The Stoxx Europe 600 Index declined 0.2 percent to 302.81 at the close of trading, as Bank of England Governor Mark Carney said the U.K. economy hasn’t reached “escape velocity.” The benchmark gauge has rallied 9. percent since June 24 as the Federal Reserve, the European Central Bank and the Bank of England pledged to continue stimulus.
The Bank of England said it will seek not to raise its benchmark interest rate or reduce bond purchases until the U.K.’s unemployment rate falls below 7 percent, linking stimulus measures to a threshold for the first time. The unemployment rate was at 7.8 percent in the quarter through May and the BOE expects it will stay above 7 percent at least until the third quarter of 2016.
The BOE’s Monetary Policy Committee last week voted to maintain the bank rate at 0.5 percent, the level it has been held at since March 2009, and the stock of asset purchases at 375 billion pounds ($580 billion).
In the U.S., Fed Bank of Chicago President Charles Evans, a proponent of monetary stimulus, said late yesterday he would not rule out a decision to reduce bond purchases from September.

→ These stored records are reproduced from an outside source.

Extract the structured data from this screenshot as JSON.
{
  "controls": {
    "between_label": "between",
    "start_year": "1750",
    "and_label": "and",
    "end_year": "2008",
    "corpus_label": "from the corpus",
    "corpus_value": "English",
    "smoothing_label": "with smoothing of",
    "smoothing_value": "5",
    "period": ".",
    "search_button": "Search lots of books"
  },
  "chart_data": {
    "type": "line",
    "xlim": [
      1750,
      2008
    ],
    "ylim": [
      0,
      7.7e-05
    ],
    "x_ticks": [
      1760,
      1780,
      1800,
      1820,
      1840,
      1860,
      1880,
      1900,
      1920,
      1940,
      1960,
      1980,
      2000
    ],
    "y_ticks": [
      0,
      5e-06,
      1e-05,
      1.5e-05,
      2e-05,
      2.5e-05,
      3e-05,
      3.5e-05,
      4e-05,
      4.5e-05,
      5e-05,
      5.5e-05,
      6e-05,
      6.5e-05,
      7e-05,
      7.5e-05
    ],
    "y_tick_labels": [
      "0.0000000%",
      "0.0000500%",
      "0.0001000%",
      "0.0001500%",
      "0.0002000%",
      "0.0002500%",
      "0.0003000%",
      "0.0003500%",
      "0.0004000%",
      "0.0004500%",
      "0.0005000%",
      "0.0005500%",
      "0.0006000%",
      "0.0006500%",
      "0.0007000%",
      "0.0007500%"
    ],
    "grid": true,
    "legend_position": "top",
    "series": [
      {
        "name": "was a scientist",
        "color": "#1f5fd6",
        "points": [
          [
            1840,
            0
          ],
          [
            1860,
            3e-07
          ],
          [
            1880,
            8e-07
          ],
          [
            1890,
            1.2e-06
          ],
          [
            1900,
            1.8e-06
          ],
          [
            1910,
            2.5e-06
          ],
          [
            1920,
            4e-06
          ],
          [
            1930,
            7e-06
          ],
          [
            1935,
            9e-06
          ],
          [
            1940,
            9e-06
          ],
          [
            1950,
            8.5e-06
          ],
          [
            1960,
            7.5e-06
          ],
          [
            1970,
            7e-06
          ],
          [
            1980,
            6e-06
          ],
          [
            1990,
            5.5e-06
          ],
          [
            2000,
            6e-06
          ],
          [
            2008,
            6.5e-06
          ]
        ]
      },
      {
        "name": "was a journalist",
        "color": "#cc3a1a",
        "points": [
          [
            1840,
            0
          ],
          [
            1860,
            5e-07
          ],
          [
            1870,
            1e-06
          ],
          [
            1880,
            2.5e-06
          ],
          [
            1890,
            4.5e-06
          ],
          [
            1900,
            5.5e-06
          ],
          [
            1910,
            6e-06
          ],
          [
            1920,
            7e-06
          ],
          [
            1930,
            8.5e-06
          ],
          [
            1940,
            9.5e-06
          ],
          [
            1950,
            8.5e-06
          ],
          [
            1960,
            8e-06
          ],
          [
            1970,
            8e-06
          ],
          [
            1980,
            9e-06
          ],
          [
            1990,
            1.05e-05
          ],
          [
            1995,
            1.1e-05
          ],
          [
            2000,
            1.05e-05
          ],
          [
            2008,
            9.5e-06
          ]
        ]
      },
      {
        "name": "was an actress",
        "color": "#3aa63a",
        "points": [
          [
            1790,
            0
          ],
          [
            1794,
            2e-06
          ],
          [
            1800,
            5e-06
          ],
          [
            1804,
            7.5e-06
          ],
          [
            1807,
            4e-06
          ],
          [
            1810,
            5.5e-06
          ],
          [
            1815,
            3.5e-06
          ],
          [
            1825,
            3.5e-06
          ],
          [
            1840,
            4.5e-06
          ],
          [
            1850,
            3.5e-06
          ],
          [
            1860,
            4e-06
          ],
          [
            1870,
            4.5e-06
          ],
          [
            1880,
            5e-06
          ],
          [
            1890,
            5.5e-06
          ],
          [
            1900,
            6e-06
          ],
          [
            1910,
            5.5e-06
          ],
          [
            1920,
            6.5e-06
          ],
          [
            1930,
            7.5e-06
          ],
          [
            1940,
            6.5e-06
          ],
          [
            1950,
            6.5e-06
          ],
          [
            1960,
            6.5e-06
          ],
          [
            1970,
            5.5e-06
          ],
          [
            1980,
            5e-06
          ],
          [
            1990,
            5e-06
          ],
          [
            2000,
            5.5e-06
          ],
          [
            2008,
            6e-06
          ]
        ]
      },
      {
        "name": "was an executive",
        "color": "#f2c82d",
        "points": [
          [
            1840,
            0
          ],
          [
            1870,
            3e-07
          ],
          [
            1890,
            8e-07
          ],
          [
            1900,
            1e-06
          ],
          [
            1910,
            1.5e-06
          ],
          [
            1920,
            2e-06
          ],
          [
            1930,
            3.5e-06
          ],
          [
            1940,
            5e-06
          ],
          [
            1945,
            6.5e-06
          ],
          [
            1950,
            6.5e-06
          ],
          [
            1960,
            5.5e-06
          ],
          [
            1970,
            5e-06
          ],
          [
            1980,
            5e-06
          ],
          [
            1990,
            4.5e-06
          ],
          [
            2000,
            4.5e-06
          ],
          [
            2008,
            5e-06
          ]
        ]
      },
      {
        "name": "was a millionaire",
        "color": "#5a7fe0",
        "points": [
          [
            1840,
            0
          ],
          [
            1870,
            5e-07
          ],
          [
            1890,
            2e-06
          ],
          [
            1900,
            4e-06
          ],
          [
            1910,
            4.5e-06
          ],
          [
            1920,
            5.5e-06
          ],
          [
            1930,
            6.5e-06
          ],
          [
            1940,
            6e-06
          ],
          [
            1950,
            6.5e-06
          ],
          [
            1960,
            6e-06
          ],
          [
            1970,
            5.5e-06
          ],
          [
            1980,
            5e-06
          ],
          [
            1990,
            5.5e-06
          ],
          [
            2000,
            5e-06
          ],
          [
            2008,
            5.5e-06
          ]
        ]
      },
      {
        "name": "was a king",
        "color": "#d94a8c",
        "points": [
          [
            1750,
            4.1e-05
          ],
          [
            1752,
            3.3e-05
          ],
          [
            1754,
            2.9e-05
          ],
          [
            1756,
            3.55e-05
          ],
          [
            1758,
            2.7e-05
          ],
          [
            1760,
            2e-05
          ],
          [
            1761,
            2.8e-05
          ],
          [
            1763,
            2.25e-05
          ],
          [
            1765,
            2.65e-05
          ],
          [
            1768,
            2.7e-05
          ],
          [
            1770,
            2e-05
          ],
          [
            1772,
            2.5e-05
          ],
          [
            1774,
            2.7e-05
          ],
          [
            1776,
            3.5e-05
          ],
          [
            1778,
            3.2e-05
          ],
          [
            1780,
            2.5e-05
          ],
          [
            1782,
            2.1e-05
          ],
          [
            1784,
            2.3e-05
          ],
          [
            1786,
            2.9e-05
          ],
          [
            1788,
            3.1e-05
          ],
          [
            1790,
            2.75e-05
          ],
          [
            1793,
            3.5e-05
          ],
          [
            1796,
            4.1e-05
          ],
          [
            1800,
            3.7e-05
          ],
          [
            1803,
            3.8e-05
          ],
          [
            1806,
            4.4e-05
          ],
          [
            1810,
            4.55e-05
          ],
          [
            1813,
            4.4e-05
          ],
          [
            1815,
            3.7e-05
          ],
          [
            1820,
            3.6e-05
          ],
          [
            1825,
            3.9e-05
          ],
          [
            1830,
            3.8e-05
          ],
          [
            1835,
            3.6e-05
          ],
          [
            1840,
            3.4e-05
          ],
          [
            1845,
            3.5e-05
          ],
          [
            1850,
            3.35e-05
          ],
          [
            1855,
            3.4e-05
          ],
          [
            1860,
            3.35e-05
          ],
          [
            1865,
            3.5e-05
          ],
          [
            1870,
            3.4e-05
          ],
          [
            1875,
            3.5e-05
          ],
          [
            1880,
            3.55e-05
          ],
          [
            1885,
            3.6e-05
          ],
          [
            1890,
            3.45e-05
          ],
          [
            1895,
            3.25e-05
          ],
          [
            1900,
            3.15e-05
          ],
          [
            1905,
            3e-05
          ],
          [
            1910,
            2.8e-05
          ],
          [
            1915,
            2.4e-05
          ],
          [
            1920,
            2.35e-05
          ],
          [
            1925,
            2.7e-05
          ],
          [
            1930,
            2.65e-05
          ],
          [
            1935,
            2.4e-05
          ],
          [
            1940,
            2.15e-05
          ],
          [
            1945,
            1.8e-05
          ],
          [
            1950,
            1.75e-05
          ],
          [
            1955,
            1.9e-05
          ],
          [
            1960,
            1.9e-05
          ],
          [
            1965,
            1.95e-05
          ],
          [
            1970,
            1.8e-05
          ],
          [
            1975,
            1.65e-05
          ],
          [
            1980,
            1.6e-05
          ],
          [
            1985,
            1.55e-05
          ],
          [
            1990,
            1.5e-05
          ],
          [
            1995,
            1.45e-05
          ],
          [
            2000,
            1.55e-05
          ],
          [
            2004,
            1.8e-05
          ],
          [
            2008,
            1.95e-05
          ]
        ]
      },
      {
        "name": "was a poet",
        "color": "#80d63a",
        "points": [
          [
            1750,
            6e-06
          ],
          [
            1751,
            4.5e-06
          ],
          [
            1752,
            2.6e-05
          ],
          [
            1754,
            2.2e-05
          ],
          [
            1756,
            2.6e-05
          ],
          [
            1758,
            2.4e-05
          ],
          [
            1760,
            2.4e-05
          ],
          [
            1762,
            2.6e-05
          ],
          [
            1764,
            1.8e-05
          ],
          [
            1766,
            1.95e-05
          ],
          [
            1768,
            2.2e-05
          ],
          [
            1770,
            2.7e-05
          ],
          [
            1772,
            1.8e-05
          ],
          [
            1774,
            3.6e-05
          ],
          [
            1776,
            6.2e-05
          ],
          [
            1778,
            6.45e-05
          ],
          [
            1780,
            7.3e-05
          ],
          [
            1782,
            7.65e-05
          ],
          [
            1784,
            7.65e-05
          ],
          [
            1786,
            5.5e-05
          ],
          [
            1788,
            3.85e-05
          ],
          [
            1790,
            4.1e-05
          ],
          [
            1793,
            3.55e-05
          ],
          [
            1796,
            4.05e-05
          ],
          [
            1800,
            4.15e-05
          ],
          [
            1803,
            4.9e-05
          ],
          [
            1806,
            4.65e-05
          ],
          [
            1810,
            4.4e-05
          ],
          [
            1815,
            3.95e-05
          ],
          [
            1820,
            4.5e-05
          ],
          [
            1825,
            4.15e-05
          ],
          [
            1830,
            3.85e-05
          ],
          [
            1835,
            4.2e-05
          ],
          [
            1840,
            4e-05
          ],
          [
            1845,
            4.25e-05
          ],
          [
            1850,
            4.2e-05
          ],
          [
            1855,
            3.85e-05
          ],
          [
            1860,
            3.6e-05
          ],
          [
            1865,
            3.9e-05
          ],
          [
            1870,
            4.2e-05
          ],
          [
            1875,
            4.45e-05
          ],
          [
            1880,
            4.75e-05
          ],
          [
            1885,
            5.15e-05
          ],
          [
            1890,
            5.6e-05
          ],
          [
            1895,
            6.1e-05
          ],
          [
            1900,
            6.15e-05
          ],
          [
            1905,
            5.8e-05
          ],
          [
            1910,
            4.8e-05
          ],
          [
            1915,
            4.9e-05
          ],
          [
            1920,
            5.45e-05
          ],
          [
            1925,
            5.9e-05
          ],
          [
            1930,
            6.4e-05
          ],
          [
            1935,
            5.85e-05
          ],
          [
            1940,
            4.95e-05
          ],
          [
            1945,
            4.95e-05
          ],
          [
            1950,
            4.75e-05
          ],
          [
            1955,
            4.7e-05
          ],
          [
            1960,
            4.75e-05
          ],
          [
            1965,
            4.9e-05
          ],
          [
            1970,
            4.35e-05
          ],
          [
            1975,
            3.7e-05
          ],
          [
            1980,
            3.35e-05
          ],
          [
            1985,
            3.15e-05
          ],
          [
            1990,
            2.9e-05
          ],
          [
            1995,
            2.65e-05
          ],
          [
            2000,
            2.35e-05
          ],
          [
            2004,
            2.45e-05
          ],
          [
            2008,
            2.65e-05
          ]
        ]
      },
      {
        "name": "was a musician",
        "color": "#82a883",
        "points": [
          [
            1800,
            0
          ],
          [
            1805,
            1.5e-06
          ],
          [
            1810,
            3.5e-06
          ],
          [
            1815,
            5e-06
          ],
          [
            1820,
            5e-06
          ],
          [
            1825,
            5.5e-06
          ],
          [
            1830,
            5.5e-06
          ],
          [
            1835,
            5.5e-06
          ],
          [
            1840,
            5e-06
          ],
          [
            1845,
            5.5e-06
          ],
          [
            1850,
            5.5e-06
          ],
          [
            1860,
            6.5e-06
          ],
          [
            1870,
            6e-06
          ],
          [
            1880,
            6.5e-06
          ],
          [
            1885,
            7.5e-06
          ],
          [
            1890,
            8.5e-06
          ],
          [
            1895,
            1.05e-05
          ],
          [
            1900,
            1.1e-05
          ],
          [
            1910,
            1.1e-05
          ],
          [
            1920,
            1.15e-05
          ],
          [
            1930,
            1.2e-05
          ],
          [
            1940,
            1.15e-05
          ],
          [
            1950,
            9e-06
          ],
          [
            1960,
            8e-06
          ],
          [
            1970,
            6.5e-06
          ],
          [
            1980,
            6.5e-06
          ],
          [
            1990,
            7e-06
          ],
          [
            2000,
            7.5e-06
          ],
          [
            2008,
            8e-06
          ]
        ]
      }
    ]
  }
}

Fed Bank of Dallas President Richard Fisher, one of the most vocal critics of quantitative easing, said Aug. 5 that policy makers were “closer to execution mode” in considering the right time to begin reducing purchases.
National benchmark indexes retreated in 11 of the 18 western-European markets. The U.K.’s FTSE 100 slipped 1.4 percent, while Germany’s DAX Index lost 0.5 percent. France’s CAC 40 rose 0.2 percent.
Natixis declined 3.8 percent to 3.79 euros, its biggest decrease since Feb. 4. Quarterly net income on a pro-forma basis dropped to 248 million euros ($330 million). The bank took a 20 million-euro charge on its debt, after booking a 91 million-euro gain in the year-earlier period.
Rexel slid 4.2 percent to 18.15 euros. Ray Investment SARL sold 28.8 million shares at 18.25 euros each in the electrical-equipment distributor, according to a personal familiar with the sale. Ray Investment now holds 60.8 million shares, or more than 21 percent, in the company.
Randgold Resources retreated 1.4 percent to 4,366 pence. The gold producer said second-quarter profit slumped 61 percent from a year earlier to $46.3 million, while sales declined 27 percent to $252.8 million.
ING, which received a 10 billion-euro government bailout in 2008, gained 5.1 percent to 8.26 euros. Underlying pretax profit for the banking unit rose 14 percent to 1.15 billion euros in the second quarter as the interest margin improved and cost cuts paid off, the biggest Dutch financial-services company said.